Shires’ violin laces mournfully through the confession of how hard the road can be, the melody rising as the singer finds a deeper reason for living. When her vocal meets his, it isn’t merely vocal alchemy, but an enduring pledge.

“There was 10 percent of him I was completely in love with,” Shires says of how she stayed with a man Patterson Hood once described saying, “Some people get drunk and become kind of sweet. Jason wasn’t one of those people.”

Her faith (and as Isbell says “our tastes are very, very similar—books, movies, music—and that’s hard to come by”) staked a claim big enough to survive the shifting. His songs show a man who recognizes the power of the love he’s encountered, and it tempers what’s emerged as his masterwork.

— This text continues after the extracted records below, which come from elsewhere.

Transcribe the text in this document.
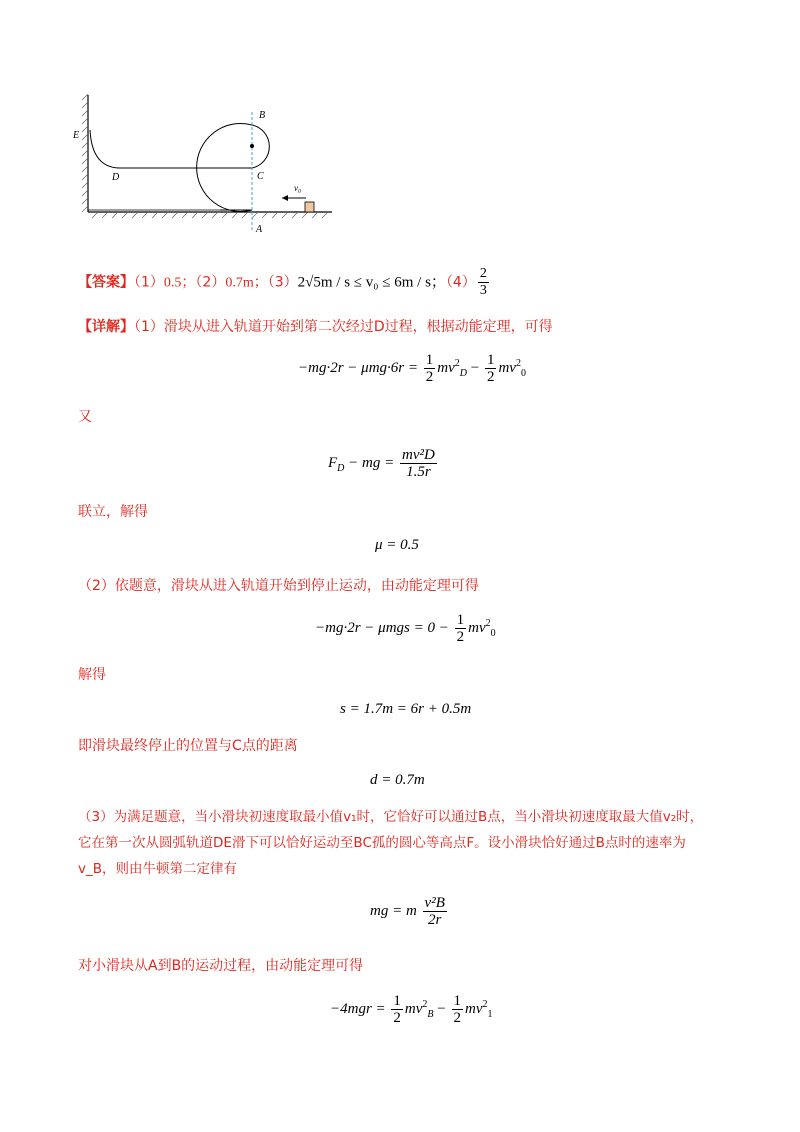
B
E
D	C
A
v₀
【答案】（1）0.5；（2）0.7m；（3）2√5m / s ≤ v₀ ≤ 6m / s；$(4) \frac{2}{3}$
【详解】（1）滑块从进入轨道开始到第二次经过D过程，根据动能定理，可得
$-mg\cdot 2r - \mu mg\cdot 6r = \frac{1}{2} mv^2_D - \frac{1}{2} mv^2_0$
又
$F_D$ − mg = $\frac{\text{mv²D}}{1.5r}$
联立，解得
μ = 0.5
（2）依题意，滑块从进入轨道开始到停止运动，由动能定理可得
$-mg\cdot 2r - \mu mgs = 0 - \frac{1}{2} mv^2_0$
解得
s = 1.7m = 6r + 0.5m
即滑块最终停止的位置与C点的距离
d = 0.7m
（3）为满足题意，当小滑块初速度取最小值v₁时，它恰好可以通过B点，当小滑块初速度取最大值v₂时，
它在第一次从圆弧轨道DE滑下可以恰好运动至BC孤的圆心等高点F。设小滑块恰好通过B点时的速率为
v_B，则由牛顿第二定律有
mg = m $\frac{\text{v²B}}{2r}$
对小滑块从A到B的运动过程，由动能定理可得
$-4mgr = \frac{1}{2} mv^2_B - \frac{1}{2} mv^2_1$
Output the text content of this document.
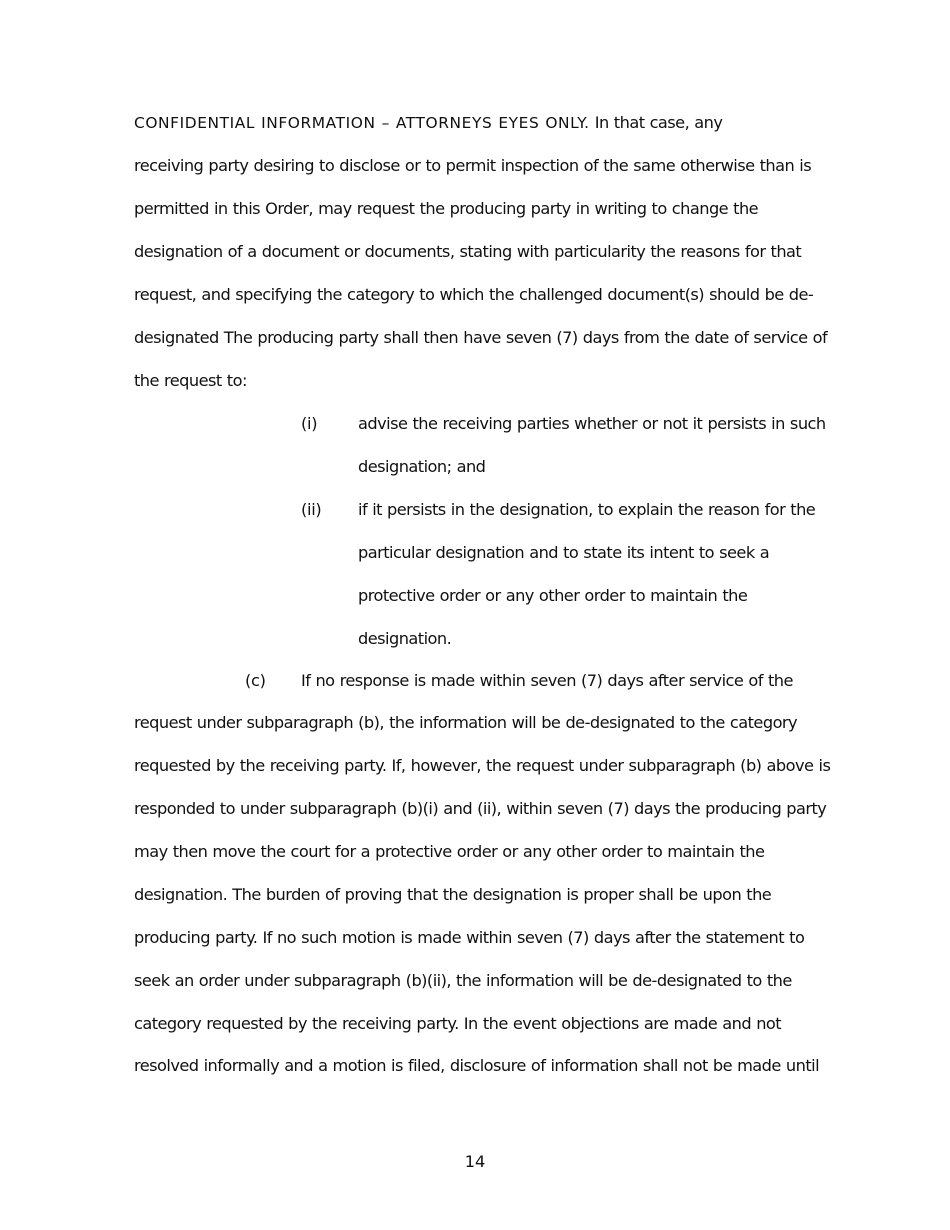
CONFIDENTIAL INFORMATION – ATTORNEYS EYES ONLY. In that case, any
receiving party desiring to disclose or to permit inspection of the same otherwise than is
permitted in this Order, may request the producing party in writing to change the
designation of a document or documents, stating with particularity the reasons for that
request, and specifying the category to which the challenged document(s) should be de-
designated The producing party shall then have seven (7) days from the date of service of
the request to:
(i)	advise the receiving parties whether or not it persists in such
designation; and
(ii) if it persists in the designation, to explain the reason for the
particular designation and to state its intent to seek a
protective order or any other order to maintain the
designation.
(c) If no response is made within seven (7) days after service of the
request under subparagraph (b), the information will be de-designated to the category
requested by the receiving party. If, however, the request under subparagraph (b) above is
responded to under subparagraph (b)(i) and (ii), within seven (7) days the producing party
may then move the court for a protective order or any other order to maintain the
designation. The burden of proving that the designation is proper shall be upon the
producing party. If no such motion is made within seven (7) days after the statement to
seek an order under subparagraph (b)(ii), the information will be de-designated to the
category requested by the receiving party. In the event objections are made and not
resolved informally and a motion is filed, disclosure of information shall not be made until
14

“Chuck Close said, ‘Inspiration is for amateurs. The rest of us show up and go to work,’” Isbell says, then draws closer. “You know, there’s no one rule for love. It amazes me how all these thousands of years later, we’re putting people in space, but we still can’t figure out how to get this relationship stuff right.”

He laughs a bashful laugh. This time, love means something to him. These songs emerged from getting truthful, facing past and letting go, but also finding peace, accepting his humanity and tumbling head first into the kind of love people dream of.

“Falling in love is way scarier than anything,” he concedes. “Way scarier than getting sober. If the sober thing doesn’t work out, you know where the bar is. Jack Lemmon is right: No matter how curmudgeonly or leathery your heart is, love can turn you around. It makes everything new and fresh and exciting.”

Just as the treacle starts hurting the teeth, Cobb acknowledges the obvious. “It’s like grade school, such a beautiful thing [to watch them]. It’s so innocent, just her way of making him feel. They text each other: ‘Do you like me?’ and ‘Will you hold my hand?’ It’s sweet.

“We captured what was happening in the moment,” he adds. “You couldn’t get more immediate or true than this. They recorded ‘Traveling Alone,’ went home and got up the next day and got married.”